Some parents who send their children to Christian academies or homeschool them admit the entrenched reality of racism and seek ways to reform culture. They make their decisions for a variety of reasons other than race. Not all Christian school parents and homeschoolers are racists (and not all public school parents are free from racism).
Other parents know that explicit racist talk is politically incorrect and convince themselves that racism is something confined to poor whites with mullets, red necks and tattoos with the number of their favorite NASCAR driver.
Still others attack those who link the issue of race with the anti-public school movement as union supporters, gay activists, liberals, those with an economic conflict of interest and enemies of God.
Racism’s roots run deep into the soul of conservative Christianity, despite the vigorous protests that born-again evangelicals are color-blind, prejudice-free, full of love for all God’s children.
The racism deniers have an inadequate understanding of the power of sin — sin that sculpts culture, shapes social power systems and shades self-perception.
Racism is America’s original sin.
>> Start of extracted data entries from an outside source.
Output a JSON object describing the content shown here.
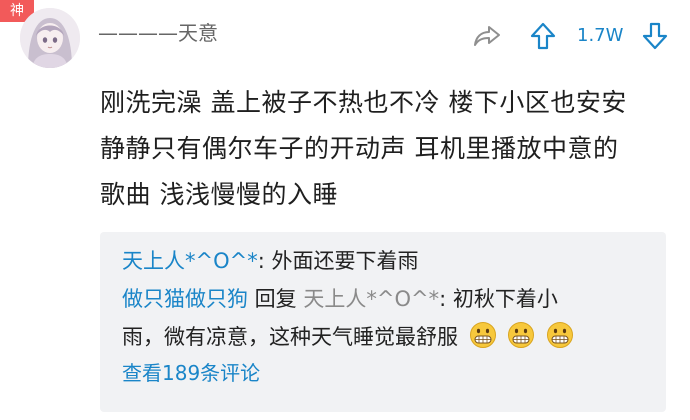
{
  "badge": "神",
  "author": {
    "name": "————天意"
  },
  "actions": {
    "vote_count": "1.7W"
  },
  "post": {
    "lines": [
      "刚洗完澡 盖上被子不热也不冷  楼下小区也安安",
      "静静只有偶尔车子的开动声  耳机里播放中意的",
      "歌曲  浅浅慢慢的入睡"
    ]
  },
  "replies": {
    "first": {
      "user": "天上人*^O^*",
      "sep": ":",
      "text": " 外面还要下着雨"
    },
    "second": {
      "user": "做只猫做只狗",
      "reply_word": " 回复 ",
      "target_user": "天上人*^O^*",
      "sep": ": ",
      "text_line1": "初秋下着小",
      "text_line2": "雨，微有凉意，这种天气睡觉最舒服"
    },
    "view_more": "查看189条评论"
  },
  "icons": {
    "share": "share-icon",
    "upvote": "upvote-arrow-icon",
    "downvote": "downvote-arrow-icon",
    "emoji": "grimacing-face-emoji",
    "avatar": "anime-girl-avatar"
  },
  "colors": {
    "accent": "#1a85c8",
    "badge": "#f25a5a",
    "reply_bg": "#f1f2f4"
  }
}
As American Christians, we need to confess our sin of racism, apparently on a continuous basis.
We need to reflect deeply about why public school hatred is so intense in conservative Christianity and to identify the other manifestations of racism in our social order.
We need to work toward the betterment of public education, not retreat into false compounds of religious purity.
Public education needs and deserves the support of all Christians.
Robert M. Parham (1953 – 2017) was the founder and executive director of Baptist Center for Ethics from 1991 to 2017. He served as executive editor of EthicsDaily.com, BCE’s website, from its launch in 2002 until 2017.